By Chris Hoenig
The ruling, authored by Chief Justice John Roberts, voids the section that sets the jurisdictions that are subject to federal monitoring, “in light of current conditions.” It does not strike down Section 5 of the Act, which requires that certain states and counties get advanced approval to make changes to their election procedures, but says that the formula that determines those jurisdictions is based on outdated data and must be changed.
“In 1966, the coverage formula was rational in both practice and theory,” Roberts writes, arguing that the formula does not take the progress made in slowing discrimination into account. “By 2009, the racial gap in voter registration and turnout [was] lower in the States originally covered by [Section] 5 than it [was] nationwide.”
Roberts also takes issue with the constant renewal of the law—without changing the formula—even though it was initially supposed to expire after five years. A 2006 renewal by Congress is now scheduled to expire in 2031. “Congress did not use that record to fashion a coverage formula grounded in current conditions,” the ruling states. “It instead re-enacted a formula based on 40-year-old facts having no logical relation to the present day.”
Section 4 applied to the states of Alabama, Alaska, Arizona, Georgia, Louisiana, Mississippi, South Carolina, Texas and Virginia, as well as certain counties in California, Florida, New York, North Carolina and South Dakota, and local jurisdictions in Michigan.
The justices raised many of the same concerns in a 2009 ruling, but Congress took no action. Congress will now have to rewrite the formula in order to have oversight over troubled districts. Until then, the threat of objections from Washington that hung over many southern states as they sought to pass election-related proposals will be reduced to little more than a whimper.
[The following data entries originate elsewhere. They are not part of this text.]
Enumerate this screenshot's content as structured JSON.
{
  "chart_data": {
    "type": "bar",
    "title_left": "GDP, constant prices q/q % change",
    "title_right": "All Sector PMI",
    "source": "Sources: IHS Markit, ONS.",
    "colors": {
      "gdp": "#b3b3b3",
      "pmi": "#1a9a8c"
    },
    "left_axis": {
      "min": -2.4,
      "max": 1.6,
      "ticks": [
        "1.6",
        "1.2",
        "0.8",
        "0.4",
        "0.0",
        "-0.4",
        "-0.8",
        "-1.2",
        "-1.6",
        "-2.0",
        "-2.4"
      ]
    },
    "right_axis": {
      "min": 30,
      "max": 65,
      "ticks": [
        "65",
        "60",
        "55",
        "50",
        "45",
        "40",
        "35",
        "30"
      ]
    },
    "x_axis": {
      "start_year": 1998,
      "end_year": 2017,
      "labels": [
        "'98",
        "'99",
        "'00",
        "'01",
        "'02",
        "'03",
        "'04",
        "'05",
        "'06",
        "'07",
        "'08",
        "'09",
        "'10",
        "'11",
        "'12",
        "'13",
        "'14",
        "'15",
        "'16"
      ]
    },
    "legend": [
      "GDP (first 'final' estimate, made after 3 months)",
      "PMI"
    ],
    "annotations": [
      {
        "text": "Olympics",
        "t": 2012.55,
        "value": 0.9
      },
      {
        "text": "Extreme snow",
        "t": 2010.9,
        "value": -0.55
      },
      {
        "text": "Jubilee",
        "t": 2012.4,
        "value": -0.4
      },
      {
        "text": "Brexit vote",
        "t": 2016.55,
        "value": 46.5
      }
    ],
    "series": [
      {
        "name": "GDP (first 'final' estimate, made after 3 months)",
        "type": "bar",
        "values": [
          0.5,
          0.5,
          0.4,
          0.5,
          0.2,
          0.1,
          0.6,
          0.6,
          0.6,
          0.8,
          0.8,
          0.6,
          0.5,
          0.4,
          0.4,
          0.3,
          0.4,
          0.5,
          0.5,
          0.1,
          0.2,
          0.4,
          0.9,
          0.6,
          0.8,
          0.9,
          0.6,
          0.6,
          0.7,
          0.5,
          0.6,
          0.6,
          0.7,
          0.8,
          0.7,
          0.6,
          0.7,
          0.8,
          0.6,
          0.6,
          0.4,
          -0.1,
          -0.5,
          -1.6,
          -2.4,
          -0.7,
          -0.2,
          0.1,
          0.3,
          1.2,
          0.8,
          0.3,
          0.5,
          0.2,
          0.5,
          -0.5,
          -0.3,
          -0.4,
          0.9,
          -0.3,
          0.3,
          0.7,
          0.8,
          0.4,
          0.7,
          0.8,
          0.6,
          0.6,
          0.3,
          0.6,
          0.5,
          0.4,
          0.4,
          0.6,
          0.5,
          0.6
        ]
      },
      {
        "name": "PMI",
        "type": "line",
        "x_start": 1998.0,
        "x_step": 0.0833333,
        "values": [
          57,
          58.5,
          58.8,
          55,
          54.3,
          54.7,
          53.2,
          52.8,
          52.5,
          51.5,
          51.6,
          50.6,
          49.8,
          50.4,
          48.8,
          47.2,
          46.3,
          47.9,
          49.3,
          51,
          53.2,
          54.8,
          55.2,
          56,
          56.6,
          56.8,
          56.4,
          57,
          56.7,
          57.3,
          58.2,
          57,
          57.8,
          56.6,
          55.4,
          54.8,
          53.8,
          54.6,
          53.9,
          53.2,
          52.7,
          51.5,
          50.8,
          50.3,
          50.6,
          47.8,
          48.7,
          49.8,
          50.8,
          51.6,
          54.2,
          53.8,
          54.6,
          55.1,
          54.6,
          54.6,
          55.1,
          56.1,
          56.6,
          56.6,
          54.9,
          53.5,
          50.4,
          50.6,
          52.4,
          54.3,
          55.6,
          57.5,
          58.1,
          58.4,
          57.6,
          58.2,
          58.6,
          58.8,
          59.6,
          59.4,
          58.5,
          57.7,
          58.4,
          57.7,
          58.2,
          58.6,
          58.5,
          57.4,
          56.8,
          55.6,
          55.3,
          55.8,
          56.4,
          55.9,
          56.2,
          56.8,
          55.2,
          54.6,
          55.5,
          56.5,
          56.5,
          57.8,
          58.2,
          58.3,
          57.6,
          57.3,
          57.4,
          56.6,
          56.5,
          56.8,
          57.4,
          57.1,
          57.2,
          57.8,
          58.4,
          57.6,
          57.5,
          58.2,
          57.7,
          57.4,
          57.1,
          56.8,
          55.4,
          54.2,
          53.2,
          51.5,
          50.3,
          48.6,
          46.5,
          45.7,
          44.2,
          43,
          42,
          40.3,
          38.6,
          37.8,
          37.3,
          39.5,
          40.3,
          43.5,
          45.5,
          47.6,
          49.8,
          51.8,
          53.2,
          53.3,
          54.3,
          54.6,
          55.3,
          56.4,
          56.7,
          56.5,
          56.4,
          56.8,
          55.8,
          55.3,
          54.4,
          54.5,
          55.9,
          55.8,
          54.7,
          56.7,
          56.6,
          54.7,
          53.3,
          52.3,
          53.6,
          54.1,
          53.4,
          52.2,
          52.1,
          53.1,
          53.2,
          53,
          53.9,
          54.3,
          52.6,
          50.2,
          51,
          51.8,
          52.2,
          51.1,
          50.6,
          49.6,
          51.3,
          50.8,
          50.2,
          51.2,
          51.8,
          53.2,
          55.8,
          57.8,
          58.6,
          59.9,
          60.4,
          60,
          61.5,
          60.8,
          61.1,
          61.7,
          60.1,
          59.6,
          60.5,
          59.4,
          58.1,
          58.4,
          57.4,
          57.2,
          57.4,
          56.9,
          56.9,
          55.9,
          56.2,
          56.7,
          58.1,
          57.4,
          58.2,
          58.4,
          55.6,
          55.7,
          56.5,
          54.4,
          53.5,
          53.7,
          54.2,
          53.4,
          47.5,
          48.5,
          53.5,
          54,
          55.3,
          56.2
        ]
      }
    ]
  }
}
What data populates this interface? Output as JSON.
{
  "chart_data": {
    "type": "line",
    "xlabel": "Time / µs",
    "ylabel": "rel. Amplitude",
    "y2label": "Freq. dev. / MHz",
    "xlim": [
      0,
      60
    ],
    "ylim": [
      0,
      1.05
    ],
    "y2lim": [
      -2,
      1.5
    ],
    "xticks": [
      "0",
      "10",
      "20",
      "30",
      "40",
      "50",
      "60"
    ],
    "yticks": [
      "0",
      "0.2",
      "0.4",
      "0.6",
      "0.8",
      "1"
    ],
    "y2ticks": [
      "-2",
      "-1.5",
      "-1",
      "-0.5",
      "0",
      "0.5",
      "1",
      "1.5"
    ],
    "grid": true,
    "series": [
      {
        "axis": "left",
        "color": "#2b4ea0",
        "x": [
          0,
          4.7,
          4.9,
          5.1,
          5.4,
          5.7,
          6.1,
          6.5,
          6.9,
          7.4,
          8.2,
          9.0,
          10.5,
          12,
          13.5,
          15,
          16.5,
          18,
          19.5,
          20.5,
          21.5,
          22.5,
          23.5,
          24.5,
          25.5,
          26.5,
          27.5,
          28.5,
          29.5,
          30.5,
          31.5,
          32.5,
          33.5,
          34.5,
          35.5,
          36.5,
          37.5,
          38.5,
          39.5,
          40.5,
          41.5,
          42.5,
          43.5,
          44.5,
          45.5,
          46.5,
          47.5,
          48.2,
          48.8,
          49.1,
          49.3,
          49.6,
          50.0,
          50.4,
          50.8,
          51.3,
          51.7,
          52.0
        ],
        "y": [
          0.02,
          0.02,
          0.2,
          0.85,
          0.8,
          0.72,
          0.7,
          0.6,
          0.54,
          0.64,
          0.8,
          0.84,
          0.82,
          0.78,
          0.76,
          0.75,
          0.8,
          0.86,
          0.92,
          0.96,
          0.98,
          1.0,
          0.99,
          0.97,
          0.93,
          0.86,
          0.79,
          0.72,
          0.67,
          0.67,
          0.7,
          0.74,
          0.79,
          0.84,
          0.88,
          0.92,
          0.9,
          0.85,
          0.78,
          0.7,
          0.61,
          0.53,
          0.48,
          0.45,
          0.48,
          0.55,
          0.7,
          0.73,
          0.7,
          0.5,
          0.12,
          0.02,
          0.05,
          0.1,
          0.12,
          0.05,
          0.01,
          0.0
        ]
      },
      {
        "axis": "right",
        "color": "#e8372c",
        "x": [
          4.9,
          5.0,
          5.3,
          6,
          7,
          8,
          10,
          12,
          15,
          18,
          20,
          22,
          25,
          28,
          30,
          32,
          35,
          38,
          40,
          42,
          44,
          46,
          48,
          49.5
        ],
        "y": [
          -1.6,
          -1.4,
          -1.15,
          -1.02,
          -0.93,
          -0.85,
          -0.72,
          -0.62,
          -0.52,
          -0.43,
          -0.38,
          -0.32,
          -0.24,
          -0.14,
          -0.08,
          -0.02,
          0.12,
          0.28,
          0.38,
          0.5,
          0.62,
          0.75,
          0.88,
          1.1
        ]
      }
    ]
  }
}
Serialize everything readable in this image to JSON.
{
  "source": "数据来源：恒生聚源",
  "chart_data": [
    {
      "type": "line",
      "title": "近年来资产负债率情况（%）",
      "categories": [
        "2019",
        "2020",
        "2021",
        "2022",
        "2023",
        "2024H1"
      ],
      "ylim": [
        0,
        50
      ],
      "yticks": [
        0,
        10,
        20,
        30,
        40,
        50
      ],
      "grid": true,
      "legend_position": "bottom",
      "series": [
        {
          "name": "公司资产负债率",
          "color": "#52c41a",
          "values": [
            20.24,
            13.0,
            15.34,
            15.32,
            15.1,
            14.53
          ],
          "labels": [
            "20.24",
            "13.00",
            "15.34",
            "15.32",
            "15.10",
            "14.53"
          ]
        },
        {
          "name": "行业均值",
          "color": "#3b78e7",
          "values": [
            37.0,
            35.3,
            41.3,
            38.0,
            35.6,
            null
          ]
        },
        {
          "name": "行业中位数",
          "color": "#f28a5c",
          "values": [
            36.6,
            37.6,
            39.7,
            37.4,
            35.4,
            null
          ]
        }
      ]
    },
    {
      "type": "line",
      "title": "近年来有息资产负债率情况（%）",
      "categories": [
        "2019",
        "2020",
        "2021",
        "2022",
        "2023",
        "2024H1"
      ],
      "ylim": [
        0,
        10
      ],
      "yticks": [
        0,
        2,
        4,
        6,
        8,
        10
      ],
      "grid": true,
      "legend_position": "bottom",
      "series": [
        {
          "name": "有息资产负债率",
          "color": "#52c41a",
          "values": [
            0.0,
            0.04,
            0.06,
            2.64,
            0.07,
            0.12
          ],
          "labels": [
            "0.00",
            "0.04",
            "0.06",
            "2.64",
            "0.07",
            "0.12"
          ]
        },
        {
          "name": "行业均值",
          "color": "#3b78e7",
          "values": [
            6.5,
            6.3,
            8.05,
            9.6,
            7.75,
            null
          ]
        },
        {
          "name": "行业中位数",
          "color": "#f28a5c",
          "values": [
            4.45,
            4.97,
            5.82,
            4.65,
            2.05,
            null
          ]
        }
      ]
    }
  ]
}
Justice Clarence Thomas, part of the majority, wrote separately to say that he would have struck down Section 5, as well. Conversely, Justice Ruth Bader Ginsburg, joined by Justices Stephen Breyer, Elena Kagan and Sonya Sotomayor in the minority, wrote that no one doubts that voting discrimination still exists. “But the court today terminates the remedy that proved to be best suited to block that discrimination,” she said as she read the dissent from the bench.
Laws and proposals not already approved by the Justice Department will now be able to go forward without the federal government signing off on them. Civil rights groups had feared this decision, worried that changes at the local level might not see the same type of scrutiny that state legislatures receive when they change voting laws.
“The Supreme Court’s decision is at odds with recent history. The Voting Rights Act was vital in 2012, not just 1965. For nearly five decades, it has been the nation’s most effective tool to eradicate racial discrimination in voting. And it is still critical today,” Michael Waldman, the President of the Brennan Center for Justice at NYU’s School of Law, said in a statement to DiversityInc. “Last year, Section 5 helped block laws making it harder to vote. There is a path forward. Section 5 stands. Congress now has the duty to upgrade this key protection and ensure our elections remain free, fair and accessible for all Americans.”
The lawsuit decided by the Supreme Court was brought by Shelby County, Ala. Located just south of Birmingham, Shelby’s white population exploded during the civil-rights movement in a trend known as “white flight.” As more Blacks registered to vote in Birmingham and Jefferson County, whites fled south into Shelby County, which soon became almost 90 percent white.